Have you ever dreamed of a place that offers handcrafted, high quality chocolates produced locally and using Trinitario Cocoa sourced from estates around TT? Even if you haven't, Ashley Parsaram certainly has, and he's made your (secret) wish come true with the official opening of The Chocolate Box at the Hilton Trinidad and Conference Centre, St Ann's.
But this is not Parasram's only major accomplishment when it comes to cocoa. Chocolates made by his company, TT Fine Cocoa Company, are sold in the world-famous Harrods department store in London. Parasram boasted this was the first time in 184 years that Harrods had co-branded with another company. And British High Commissioner Tim Stew, hailed this feat.
Speaking at the opening Chocolate Box, Stew said, "I have known Ashley and his energy and infectious enthusiasm, so I am not surprised to see the Chocolate Box." Since his time in TT, Stew said, he always felt the UK should support TT's cocoa industry, and promised to let the people of the UK know where it came from. "I'm glad Harrods is an active partner in all of this." The Westminster Culinary School in London was also involved, Stew added, by way of sending staff to train local chocolatiers for the export market.
Trade Minister Paula Gopee-Scoon said TT exported $96 million worth of cocoa in 2017. The global chocolate industry was worth US$103 billion that year, and was set to grow to US$162 billion by 2024, the minister said.
Of the five elements in the chocolate value chain – farming, transport and trade, processing, manufacturing and retail – she said the highest value-added was in the last two stages, manufacturing (35 per cent of total value-added) and retail (42 per cent).
"Today's formal opening of this facility reflects a strategic move down the chocolate value chain, which will reap even greater value from the industry. This movement, from bean to bar, focuses on global exports, and is what is envisioned for our local industry," she said.
Such a venture will contribute to the country's GDP, create jobs and earn foreign exchange, Gopee-Scoon said, and was all part of broader efforts to revitalise and expand both the cocoa and chocolate industries in TT.
"Today's opening also highlights the work undertaken by the Ministry of Trade and the Ministry of Agriculture to grow downstream agro-processing in our country."
Innovation and technology can add value along each stage of chocolate production from bean to bar in growing this very important sector in TT.
"Our Trinitario cocoa remains one of the world's premier grade cocoa beans, and is highly regarded for its superior flavour profile. It is among the finest globally," she affirmed.

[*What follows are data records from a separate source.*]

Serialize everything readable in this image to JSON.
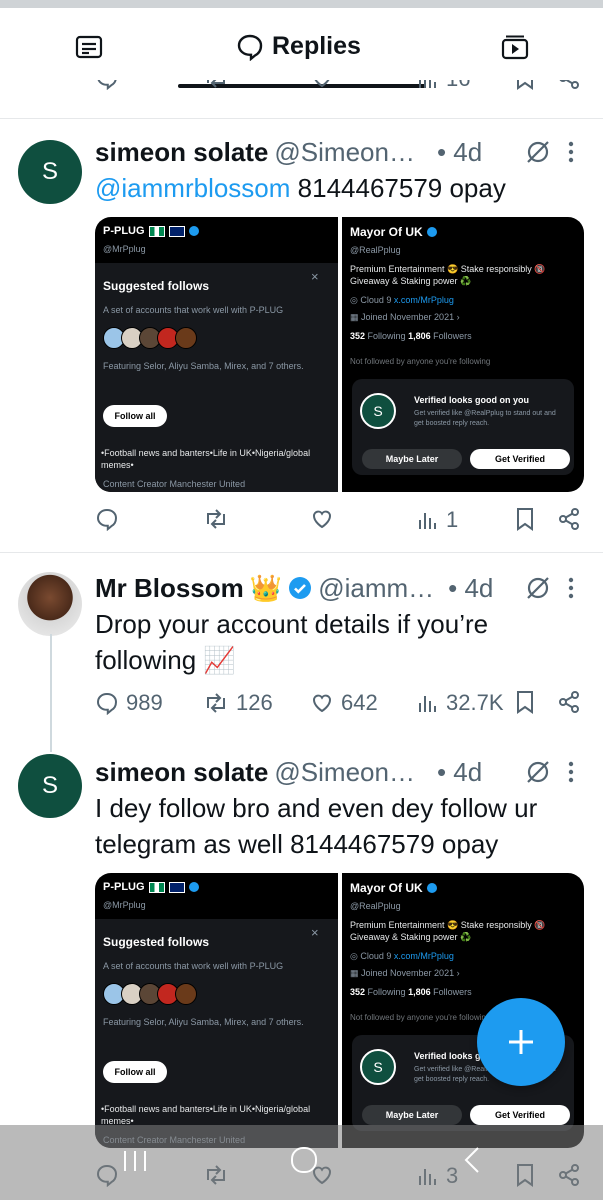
{
  "tabs": {
    "active_label": "Replies",
    "left_icon": "article-icon",
    "right_icon": "video-icon"
  },
  "colors": {
    "accent": "#1d9bf0",
    "text": "#0f1419",
    "secondary": "#536471"
  },
  "top_actions": {
    "views": "16"
  },
  "tweet1": {
    "avatar_letter": "S",
    "name": "simeon solate",
    "handle": "@Simeon…",
    "time": "• 4d",
    "mention": "@iammrblossom",
    "text": " 8144467579 opay",
    "views": "1"
  },
  "tweet2": {
    "name": "Mr Blossom",
    "handle": "@iamm…",
    "time": "• 4d",
    "text": "Drop your account details if you’re following",
    "emoji": "📈",
    "crown": "👑",
    "replies": "989",
    "reposts": "126",
    "likes": "642",
    "views": "32.7K"
  },
  "tweet3": {
    "avatar_letter": "S",
    "name": "simeon solate",
    "handle": "@Simeon…",
    "time": "• 4d",
    "text": "I dey follow bro and even dey follow ur telegram as well 8144467579 opay",
    "views": "3"
  },
  "media": {
    "left": {
      "brand": "P-PLUG",
      "handle": "@MrPplug",
      "suggested_title": "Suggested follows",
      "suggested_desc": "A set of accounts that work well with P-PLUG",
      "featuring": "Featuring Selor, Aliyu Samba, Mirex, and 7 others.",
      "follow_all": "Follow all",
      "bio": "•Football news and banters•Life in UK•Nigeria/global memes•",
      "meta": "Content Creator  Manchester United"
    },
    "right": {
      "name": "Mayor Of UK",
      "handle": "@RealPplug",
      "bio": "Premium Entertainment 😎 Stake responsibly 🔞 Giveaway & Staking power ♻️",
      "location": "Cloud 9",
      "link": "x.com/MrPplug",
      "joined": "Joined November 2021",
      "following_count": "352",
      "following_label": "Following",
      "followers_count": "1,806",
      "followers_label": "Followers",
      "not_followed": "Not followed by anyone you're following",
      "verified_title": "Verified looks good on you",
      "verified_desc": "Get verified like @RealPplug to stand out and get boosted reply reach.",
      "maybe_later": "Maybe Later",
      "get_verified": "Get Verified",
      "avatar_letter": "S"
    }
  }
}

Prof Path Umaharan, director of the Cocoa Research Centre at the University of the West Indies, St Augustine, said he felt personally upset that TT's cocoa industry had been languishing despite the fine reputation of local cocoa. Congratulating Parasram, Umaharan said, "I admire people like Ashley who take the risk, and the Government and university will be with him along the way."
Winston Rudder, chairman of the Cocoa Development Company and Agricultural Development Bank, said TT cocoa had just retained its high status at a recent meeting of the International Cocoa Organisation in Nigeria. TT produced cocoa of high quality but in small amounts, he noted, as he asked, "How can we ramp up production, maintaining quality?"
Dr Darin Sukha of the Cocoa Research Centre recalled Parasram's struggles to acquire machinery from Brazil and applauded his dedication and tenacity. "TT receives one of the highest prices for its cocoa beans in the world. We have to make good on that recognition."
The Chocolate Box was TT's first facility for dark chocolate, he said. "This represents a milestone, to try to propel TT's cocoa economy forward."
Parasram interspersed his remarks after each speaker. He said he hoped to use the Hilton Hotel's network to sell his chocolate in the region. He thanked the trade ministry and others who had helped, including InvestTT and ExportTT. He said, "I hope this will encourage others to go into the cocoa industry."